MARKETING, EDUCATION, AND OUTREACH (ME&O)
SCE proposed a ME&O campaign for its new TOU period roll-out in direct testimony.95
While that proposal was challenged in part by SBUA, those differences were resolved through
the Joint Stipulation Between Southern California Edison (SCE) and Small Business Utility
Advocates (SBUA) Resolving Issues in SCE’s 2016 Rate Design Window Proceeding (A.16-09-
003)).96 With the clarifications and additions provided for in that stipulation, SCE’s ME&O plan
should be approved in its entirety.
VI.
DISTRIBUTED ENERGY RESOURCES ACTION PLAN
SCE’s supplemental testimony demonstrated how SCE’s proposals in this proceeding
meet the applicable “vision” and “continuing” elements of the Commission’s November 10,
2016 Distributed Energy Resources Action Plan.97 Among other things, SCE demonstrated that
its TOU proposals reflect the time-variation of marginal costs and, that overall, sending
customers economically-efficient price signals “will help compensate DER customers fairly
while helping to maintain non-DER customer affordability.”98 In addition, Mr.
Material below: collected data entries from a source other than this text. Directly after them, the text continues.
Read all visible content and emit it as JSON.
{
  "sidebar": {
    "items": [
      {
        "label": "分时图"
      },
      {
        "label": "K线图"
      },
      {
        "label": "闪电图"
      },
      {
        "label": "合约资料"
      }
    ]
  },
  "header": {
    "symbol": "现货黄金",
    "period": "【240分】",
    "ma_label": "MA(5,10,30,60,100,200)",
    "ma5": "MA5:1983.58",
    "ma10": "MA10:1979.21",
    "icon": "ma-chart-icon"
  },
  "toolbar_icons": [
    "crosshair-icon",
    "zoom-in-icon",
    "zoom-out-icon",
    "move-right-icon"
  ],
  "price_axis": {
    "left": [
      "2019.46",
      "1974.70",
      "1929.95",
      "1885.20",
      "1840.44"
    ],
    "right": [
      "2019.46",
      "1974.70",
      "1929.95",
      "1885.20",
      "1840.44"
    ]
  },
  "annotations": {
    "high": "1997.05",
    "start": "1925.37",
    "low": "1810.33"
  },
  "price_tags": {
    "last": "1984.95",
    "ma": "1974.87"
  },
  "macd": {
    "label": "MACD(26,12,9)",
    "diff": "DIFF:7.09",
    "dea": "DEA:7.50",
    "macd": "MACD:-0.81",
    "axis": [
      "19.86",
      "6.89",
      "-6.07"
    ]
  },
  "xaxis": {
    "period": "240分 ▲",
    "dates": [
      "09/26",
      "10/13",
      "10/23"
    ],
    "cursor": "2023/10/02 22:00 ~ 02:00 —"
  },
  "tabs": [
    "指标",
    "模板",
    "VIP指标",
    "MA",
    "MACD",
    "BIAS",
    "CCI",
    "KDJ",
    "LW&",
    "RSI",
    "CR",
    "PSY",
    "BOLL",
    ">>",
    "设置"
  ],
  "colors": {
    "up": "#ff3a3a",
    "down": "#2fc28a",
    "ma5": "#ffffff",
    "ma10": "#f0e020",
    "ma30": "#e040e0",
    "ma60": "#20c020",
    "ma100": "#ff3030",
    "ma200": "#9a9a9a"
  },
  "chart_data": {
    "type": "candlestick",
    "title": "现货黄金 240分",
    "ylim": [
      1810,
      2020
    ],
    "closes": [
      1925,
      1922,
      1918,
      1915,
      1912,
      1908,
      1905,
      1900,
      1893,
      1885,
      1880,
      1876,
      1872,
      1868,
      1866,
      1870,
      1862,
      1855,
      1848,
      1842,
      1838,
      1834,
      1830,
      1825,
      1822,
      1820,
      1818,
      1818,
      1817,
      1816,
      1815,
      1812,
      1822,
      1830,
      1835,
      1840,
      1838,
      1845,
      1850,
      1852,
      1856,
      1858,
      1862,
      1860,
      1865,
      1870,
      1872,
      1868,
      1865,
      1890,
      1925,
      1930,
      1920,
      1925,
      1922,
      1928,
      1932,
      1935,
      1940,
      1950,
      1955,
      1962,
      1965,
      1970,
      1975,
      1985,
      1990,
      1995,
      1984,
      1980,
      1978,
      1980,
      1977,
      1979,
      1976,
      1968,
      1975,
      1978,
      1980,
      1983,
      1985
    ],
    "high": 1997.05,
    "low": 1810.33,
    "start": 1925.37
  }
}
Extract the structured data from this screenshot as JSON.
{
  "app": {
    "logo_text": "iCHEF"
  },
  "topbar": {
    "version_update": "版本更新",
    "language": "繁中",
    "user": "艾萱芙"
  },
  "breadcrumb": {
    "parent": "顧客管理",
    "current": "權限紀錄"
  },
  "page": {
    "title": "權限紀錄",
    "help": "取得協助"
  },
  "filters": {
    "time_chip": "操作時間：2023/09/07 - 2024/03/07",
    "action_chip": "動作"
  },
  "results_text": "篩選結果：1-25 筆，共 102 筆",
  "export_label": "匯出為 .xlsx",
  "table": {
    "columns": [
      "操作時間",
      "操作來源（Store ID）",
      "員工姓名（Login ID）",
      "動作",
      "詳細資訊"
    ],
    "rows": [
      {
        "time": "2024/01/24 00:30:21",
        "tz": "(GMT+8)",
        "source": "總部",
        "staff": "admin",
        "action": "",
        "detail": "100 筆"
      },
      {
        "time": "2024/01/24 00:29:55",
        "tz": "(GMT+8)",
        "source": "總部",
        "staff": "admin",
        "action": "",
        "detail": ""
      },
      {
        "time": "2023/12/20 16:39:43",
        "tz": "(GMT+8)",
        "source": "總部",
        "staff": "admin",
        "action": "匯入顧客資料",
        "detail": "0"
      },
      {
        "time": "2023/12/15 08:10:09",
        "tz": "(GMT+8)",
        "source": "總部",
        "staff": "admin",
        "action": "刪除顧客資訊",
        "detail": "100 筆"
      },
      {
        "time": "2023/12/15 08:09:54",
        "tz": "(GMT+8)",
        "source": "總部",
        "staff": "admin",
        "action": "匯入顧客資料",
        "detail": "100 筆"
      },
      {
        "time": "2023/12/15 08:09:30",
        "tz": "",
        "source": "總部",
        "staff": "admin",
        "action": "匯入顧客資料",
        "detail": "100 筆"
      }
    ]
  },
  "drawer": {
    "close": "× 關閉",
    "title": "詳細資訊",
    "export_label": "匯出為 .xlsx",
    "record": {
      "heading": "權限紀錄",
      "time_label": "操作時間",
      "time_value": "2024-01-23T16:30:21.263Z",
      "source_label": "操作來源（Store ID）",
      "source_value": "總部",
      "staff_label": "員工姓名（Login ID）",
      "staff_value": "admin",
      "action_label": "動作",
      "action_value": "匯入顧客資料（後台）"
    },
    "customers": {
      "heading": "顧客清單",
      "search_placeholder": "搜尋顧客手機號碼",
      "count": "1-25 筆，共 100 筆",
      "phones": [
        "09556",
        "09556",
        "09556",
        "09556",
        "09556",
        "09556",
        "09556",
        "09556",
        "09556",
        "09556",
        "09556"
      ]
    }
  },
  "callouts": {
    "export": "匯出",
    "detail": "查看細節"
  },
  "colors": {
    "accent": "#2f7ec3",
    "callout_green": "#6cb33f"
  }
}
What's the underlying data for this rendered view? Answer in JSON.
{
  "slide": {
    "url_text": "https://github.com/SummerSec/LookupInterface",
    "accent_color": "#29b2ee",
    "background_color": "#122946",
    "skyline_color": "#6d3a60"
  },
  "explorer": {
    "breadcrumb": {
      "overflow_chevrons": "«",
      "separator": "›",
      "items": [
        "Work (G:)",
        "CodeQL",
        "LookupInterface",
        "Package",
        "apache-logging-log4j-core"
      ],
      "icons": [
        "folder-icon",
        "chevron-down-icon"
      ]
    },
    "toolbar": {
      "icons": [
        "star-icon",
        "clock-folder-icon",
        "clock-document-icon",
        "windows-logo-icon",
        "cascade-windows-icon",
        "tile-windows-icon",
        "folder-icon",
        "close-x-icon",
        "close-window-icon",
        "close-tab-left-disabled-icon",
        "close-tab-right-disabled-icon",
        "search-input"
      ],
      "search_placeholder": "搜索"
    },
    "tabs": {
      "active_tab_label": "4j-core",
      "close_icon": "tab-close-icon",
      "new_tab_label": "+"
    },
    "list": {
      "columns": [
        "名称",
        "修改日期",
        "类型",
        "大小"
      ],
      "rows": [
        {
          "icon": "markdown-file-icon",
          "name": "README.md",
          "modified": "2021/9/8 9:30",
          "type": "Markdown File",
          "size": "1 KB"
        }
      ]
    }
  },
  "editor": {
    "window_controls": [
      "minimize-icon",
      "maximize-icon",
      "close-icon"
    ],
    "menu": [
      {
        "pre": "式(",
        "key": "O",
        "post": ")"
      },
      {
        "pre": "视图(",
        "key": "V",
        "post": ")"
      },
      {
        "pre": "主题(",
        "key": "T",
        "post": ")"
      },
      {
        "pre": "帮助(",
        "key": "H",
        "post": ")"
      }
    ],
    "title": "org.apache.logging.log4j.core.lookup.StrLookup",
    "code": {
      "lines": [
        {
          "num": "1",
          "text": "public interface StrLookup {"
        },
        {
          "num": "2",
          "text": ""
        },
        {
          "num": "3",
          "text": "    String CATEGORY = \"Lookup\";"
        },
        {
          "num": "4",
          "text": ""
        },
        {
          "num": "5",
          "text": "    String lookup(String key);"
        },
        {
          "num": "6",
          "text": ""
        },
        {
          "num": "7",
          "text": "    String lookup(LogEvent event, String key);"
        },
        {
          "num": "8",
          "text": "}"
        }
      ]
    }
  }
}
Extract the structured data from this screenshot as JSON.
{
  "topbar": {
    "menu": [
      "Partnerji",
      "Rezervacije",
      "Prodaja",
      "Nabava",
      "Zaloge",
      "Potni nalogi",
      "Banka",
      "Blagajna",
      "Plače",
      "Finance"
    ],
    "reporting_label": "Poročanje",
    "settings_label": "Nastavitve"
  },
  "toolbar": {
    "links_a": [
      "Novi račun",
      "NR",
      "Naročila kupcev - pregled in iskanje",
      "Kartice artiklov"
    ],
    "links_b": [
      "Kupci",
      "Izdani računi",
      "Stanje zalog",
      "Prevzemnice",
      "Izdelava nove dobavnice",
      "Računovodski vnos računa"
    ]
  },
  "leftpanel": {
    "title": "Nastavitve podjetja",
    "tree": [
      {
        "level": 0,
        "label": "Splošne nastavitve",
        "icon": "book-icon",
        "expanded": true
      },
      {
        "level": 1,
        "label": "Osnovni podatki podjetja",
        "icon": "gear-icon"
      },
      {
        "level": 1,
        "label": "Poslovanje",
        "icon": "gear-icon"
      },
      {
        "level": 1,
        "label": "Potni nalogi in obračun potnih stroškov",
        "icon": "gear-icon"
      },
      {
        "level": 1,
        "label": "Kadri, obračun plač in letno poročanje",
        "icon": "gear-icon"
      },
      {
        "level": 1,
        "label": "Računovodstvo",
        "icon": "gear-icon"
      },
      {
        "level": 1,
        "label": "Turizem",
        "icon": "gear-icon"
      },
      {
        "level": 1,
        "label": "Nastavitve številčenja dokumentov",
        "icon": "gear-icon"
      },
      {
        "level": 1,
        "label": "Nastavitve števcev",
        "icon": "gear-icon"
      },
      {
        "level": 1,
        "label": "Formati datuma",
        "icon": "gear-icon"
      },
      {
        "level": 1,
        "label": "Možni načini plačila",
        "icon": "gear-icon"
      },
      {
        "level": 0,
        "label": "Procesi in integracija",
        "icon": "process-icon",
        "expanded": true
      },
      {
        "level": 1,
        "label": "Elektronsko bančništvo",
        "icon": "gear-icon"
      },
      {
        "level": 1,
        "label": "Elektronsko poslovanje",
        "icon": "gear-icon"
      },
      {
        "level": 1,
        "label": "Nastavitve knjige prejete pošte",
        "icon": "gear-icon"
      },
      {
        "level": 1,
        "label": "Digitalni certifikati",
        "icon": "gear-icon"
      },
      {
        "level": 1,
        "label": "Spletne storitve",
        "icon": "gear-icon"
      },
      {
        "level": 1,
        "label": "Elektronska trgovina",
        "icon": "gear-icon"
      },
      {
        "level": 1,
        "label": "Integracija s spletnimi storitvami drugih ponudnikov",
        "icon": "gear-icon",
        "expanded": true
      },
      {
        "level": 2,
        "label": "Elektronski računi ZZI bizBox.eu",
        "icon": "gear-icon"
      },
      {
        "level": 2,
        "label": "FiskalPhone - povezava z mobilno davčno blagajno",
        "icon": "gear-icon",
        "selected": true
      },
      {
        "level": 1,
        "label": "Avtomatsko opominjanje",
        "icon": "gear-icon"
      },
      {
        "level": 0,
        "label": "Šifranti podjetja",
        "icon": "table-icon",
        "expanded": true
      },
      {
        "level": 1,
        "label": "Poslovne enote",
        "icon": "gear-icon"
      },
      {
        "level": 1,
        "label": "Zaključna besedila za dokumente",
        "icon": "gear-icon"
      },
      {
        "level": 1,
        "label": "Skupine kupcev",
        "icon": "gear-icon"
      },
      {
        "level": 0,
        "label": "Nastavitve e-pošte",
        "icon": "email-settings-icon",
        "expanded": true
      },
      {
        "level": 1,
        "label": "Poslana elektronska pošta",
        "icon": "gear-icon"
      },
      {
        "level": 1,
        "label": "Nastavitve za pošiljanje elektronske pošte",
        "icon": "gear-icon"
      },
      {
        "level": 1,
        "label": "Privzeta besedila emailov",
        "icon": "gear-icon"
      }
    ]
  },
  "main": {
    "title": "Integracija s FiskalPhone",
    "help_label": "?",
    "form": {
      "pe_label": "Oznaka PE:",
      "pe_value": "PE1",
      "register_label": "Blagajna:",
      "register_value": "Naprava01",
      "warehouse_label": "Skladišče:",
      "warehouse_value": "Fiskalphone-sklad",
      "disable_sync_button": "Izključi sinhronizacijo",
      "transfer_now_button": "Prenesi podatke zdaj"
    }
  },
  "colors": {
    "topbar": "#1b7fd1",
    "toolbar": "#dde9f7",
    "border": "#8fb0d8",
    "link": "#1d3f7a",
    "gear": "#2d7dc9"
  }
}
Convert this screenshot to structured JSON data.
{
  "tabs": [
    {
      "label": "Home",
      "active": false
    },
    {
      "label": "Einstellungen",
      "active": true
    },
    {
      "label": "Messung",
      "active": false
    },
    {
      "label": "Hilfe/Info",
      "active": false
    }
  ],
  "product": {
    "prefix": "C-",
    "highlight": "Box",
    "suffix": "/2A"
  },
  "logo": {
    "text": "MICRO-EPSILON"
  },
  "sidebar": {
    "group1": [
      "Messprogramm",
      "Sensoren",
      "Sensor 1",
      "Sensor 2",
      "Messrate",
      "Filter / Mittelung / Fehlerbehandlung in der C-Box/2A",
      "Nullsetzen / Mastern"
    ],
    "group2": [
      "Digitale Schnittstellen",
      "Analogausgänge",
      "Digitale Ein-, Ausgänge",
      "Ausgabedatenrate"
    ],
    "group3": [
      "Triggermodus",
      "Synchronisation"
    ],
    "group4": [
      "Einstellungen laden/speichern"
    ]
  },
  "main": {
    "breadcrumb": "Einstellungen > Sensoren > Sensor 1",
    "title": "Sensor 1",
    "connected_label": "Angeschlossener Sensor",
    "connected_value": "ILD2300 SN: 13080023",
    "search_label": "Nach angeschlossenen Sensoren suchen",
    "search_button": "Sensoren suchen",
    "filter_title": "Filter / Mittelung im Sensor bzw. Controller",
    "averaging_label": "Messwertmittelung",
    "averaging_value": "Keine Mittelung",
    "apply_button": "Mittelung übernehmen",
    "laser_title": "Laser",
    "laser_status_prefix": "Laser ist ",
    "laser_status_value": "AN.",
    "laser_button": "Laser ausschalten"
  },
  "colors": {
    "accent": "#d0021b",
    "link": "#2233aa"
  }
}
Garwacki
testified that the new proposed TOU periods would encourage certain kinds of DER adoption,
namely energy storage.99 Overall, however, specific rate designs and potential mitigation
measures as they relate to DERs as a result of the new TOU periods adopted in this proceeding
95 Exhibit SCE-01, pp. 79-82. 96 Exhibit SCE-SBUA-1, p. 1. See also pending August 24, 2017, Joint Motion of Southern California
Edison Company (U 338-E) and Small Business Utility Advocates for Adoption of Settlement Agreement.
97 See generally, Exhibit SCE-02. 98 Exhibit SCE-02, p. 9. 99 SCE, Garwacki, Evidentiary Hearing Tr. 1: 92-93.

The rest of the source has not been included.